Sunday, January 30, 2011

Toronto Frederiton Bus

Men

as 7 months ago, was cast hugging my new boyfriend, I liked since I met him, but never made a single attempt to get closer because although I liked many about him my heart belonged to another person, he for me was just a very attractive guy. Was attached to it, wondering if I was not mistaken, it was too early? that I felt in my chest was real? or it was just something I feel so anxious that I had made it? had many questions and no answers, because for me at that moment was real, the smell intoxicated me and I just wanted to sink into their hugs and kisses taste, there was no world, no time, no problems, we were him and me against the world.

We talked about our past, we spoke of our former partners in a very general point to be prepared in case we receive one, I was still very hurt so I said a few things, he did not investigate further but told me that the institute came from a former girlfriend who was studying in front, then said that although he had done very wrong with her and had been many episodes jealous now realized that thanks to her I had met me, although there years ago and she and I probably will not ever know us, yet she is responsible for he and I are together, I took my part superb and I thought best for her but for my part if not, no, it was a beautiful gift for me that was heaven and now.
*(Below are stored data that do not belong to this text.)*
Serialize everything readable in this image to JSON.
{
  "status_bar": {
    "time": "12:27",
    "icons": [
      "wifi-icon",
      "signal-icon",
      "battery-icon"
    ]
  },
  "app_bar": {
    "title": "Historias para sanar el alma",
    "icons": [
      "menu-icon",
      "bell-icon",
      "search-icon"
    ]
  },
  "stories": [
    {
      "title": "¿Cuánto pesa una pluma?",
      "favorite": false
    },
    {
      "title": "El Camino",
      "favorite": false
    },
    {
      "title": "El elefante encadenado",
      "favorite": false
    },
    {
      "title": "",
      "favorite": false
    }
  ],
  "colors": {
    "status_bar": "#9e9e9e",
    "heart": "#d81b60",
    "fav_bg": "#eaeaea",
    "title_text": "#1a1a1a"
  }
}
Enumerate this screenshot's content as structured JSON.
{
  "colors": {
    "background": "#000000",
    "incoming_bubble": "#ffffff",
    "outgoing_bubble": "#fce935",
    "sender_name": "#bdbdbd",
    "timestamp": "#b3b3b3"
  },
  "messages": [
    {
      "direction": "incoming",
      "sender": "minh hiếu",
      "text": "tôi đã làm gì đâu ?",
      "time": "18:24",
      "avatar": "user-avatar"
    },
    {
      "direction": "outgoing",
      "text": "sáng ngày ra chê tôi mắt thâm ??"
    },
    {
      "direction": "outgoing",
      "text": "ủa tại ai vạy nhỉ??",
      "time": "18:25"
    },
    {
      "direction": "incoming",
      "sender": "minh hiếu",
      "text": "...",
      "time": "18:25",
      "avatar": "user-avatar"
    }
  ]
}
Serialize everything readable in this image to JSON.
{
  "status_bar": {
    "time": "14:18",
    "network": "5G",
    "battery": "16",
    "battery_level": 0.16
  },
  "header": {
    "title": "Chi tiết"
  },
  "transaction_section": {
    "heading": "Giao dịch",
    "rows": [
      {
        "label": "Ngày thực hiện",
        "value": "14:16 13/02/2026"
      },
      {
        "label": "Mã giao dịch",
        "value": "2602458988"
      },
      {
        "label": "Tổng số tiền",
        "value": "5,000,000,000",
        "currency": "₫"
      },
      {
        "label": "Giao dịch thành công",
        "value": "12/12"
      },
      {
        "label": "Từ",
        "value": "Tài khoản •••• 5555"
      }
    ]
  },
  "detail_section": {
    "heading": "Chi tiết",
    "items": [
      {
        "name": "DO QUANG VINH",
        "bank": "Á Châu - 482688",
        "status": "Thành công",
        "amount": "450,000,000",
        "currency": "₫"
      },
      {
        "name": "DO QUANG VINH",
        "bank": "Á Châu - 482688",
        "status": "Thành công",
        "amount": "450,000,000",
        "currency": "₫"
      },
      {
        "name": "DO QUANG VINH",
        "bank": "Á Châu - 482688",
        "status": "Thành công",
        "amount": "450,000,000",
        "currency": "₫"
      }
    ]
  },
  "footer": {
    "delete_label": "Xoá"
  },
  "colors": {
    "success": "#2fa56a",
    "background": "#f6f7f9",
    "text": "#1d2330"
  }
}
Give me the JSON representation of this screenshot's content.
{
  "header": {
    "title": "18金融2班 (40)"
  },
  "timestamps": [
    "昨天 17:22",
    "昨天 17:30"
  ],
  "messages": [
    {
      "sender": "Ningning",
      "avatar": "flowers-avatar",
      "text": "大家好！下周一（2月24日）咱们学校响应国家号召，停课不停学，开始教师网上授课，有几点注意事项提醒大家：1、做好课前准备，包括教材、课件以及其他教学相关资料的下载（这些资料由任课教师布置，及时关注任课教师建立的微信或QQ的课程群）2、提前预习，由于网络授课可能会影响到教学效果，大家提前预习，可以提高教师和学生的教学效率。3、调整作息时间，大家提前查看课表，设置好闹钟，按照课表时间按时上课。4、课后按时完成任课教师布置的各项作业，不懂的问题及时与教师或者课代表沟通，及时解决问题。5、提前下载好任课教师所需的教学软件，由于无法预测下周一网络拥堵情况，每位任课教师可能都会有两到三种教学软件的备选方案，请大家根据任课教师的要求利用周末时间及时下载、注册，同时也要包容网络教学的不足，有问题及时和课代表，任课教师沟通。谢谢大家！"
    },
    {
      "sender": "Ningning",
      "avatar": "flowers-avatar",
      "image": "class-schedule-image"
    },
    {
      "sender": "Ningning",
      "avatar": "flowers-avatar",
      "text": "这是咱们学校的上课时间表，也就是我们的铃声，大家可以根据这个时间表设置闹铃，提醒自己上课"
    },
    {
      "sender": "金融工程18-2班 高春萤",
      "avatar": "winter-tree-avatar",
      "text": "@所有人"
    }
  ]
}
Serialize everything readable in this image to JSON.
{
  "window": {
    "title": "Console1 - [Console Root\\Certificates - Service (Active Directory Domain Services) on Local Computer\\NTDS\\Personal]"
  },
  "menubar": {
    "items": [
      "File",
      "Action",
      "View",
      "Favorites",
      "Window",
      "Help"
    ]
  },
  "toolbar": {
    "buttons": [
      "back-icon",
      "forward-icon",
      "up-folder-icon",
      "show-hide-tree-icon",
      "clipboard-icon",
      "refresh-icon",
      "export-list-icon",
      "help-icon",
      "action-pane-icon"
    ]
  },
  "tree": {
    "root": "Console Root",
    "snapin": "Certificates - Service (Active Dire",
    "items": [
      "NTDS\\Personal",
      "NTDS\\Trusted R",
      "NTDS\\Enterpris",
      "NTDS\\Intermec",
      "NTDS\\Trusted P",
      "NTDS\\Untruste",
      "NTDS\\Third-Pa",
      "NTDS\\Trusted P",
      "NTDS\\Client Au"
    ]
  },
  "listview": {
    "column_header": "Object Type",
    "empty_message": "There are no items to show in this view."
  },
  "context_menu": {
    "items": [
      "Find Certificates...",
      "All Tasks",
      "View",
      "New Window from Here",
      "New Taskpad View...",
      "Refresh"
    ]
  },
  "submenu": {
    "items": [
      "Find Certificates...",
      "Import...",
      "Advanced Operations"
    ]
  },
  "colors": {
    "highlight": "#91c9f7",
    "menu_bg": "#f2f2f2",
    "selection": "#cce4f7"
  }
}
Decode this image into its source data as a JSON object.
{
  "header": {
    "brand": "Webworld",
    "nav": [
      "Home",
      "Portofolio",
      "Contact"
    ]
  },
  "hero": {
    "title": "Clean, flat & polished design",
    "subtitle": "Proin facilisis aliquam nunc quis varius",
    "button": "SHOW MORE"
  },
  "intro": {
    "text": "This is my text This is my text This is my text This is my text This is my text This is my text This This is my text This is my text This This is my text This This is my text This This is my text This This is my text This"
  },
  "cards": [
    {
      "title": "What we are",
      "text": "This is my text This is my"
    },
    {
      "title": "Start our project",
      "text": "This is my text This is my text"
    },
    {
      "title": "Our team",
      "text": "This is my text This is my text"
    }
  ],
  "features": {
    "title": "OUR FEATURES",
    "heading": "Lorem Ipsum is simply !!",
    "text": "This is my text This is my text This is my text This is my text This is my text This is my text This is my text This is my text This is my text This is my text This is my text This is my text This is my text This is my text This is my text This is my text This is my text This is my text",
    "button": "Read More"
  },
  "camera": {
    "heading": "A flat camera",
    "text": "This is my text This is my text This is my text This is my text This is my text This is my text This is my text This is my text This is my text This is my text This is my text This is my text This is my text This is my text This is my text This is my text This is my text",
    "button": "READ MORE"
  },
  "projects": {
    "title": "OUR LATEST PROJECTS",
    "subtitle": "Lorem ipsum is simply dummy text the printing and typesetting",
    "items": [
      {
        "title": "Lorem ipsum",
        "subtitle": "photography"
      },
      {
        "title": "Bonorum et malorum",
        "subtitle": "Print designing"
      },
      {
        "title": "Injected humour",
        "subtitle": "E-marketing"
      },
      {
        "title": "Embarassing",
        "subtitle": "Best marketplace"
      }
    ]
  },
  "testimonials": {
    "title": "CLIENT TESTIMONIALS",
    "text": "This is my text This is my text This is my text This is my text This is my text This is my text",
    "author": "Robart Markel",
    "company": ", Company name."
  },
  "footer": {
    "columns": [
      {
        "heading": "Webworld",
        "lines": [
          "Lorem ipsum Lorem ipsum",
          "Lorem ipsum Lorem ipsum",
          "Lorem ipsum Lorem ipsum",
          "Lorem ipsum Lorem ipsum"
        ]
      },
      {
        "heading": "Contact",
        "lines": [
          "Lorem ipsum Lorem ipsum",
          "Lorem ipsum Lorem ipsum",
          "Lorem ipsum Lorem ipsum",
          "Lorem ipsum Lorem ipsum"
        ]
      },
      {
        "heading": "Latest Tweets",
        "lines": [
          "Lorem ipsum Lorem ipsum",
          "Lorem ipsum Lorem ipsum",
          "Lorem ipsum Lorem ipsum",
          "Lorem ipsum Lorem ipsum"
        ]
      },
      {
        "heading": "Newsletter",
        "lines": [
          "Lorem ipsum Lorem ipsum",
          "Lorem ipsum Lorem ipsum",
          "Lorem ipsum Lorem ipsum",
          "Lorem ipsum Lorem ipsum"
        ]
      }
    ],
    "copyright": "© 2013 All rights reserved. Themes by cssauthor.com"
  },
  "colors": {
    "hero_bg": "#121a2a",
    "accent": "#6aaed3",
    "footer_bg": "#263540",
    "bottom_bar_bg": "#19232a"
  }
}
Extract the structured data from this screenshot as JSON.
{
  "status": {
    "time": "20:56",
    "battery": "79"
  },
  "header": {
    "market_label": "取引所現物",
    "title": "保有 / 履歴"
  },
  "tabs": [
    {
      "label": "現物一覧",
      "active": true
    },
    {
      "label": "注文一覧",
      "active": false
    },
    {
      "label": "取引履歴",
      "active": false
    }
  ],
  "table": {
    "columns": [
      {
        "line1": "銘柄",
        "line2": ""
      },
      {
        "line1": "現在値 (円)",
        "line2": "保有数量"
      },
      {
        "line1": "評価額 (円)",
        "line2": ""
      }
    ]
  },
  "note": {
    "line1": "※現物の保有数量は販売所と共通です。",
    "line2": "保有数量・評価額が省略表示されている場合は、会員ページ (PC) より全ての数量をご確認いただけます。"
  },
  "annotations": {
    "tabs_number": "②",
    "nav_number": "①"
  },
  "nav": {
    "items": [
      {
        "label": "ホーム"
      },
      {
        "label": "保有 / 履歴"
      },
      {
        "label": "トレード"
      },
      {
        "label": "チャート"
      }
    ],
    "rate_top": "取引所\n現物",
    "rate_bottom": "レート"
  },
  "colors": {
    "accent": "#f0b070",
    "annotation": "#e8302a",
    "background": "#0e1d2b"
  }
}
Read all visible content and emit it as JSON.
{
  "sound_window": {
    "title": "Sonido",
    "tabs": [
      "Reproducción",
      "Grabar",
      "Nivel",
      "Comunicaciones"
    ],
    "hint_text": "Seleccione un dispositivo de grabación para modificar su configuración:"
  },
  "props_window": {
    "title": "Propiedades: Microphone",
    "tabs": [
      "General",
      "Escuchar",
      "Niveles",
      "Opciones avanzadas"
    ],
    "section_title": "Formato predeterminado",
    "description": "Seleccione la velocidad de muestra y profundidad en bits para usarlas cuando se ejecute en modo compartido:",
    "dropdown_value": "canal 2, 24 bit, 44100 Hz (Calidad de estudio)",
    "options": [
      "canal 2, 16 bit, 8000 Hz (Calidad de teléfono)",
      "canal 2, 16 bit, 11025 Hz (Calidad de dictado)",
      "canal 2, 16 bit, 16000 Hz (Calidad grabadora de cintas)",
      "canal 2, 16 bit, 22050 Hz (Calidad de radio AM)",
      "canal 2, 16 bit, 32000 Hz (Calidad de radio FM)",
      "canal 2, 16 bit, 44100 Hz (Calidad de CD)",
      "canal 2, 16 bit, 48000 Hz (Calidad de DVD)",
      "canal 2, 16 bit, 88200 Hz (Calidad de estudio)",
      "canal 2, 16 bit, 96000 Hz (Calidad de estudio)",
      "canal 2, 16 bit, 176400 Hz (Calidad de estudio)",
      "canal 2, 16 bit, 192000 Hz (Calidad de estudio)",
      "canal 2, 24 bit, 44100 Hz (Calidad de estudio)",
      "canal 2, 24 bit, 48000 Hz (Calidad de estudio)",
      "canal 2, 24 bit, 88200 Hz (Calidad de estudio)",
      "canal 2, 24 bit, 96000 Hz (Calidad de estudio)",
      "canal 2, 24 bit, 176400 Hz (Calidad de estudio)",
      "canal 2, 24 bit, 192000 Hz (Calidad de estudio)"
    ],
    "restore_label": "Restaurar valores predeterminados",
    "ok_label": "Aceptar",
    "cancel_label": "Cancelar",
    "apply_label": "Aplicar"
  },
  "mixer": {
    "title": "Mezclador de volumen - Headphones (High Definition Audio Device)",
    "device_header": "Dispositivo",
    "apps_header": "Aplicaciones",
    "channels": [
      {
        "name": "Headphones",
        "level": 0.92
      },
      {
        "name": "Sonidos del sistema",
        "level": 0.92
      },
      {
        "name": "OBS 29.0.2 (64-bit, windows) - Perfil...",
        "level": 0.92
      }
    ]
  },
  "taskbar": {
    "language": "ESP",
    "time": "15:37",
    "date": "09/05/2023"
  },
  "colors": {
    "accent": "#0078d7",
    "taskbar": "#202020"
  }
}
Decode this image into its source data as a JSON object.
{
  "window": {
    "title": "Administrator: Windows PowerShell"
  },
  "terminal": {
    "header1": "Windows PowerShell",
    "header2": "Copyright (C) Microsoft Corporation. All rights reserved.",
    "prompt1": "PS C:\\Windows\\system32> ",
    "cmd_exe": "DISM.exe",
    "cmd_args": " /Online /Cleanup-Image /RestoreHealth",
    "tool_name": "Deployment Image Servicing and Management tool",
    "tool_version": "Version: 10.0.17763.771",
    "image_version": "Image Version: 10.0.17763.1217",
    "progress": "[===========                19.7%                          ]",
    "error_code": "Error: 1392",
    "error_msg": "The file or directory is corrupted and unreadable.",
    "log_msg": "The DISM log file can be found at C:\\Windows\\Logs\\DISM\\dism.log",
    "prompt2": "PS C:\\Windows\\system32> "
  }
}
Now that all that anger I had against many people have been dispelled, I realize that is true in my case ... my friend recommended me a lot psychopath go to meet my tutor and therefore meet my prince charming:), plus the situation with the unspeakable made me want to leave the pit so I met a very nice stage reconstruction I was forming a new life and was particularly excited, my health improved, I took up dancing and finish my thesis, it helped that he knew me no visible sadness and great momentum, something he loves to me.

Last night I wrote a letter telling him that now he understood as past experiences, but had been painful I had taken the path that led me to find it and I am very grateful to God for that, while writing my eyes clouded by tears, but tears of sadness if not a cleaner and strange, tears of happiness: ) are just holding these grudges, are ashes now paying my land and left in my hands to take them the wind, it's time to live without restraints, the maximum on the right track, everything tells me I'm in the right because the doors open as I passed, I have the support of all those around me are happy to see me happy, so many important people have returned to my life, the right people, good people, people who every day gives me something new.

The tree is known by its fruit and this tree is filling me with blessings. Yesterday I said that probably in less than 2 years I will be married ... do not know what to say, I was born instinctively say no, but if not, just said that I can not know because not only is my business but as time will tell. Time, only time will place me in the right place, while I will enjoy every second that I be granted.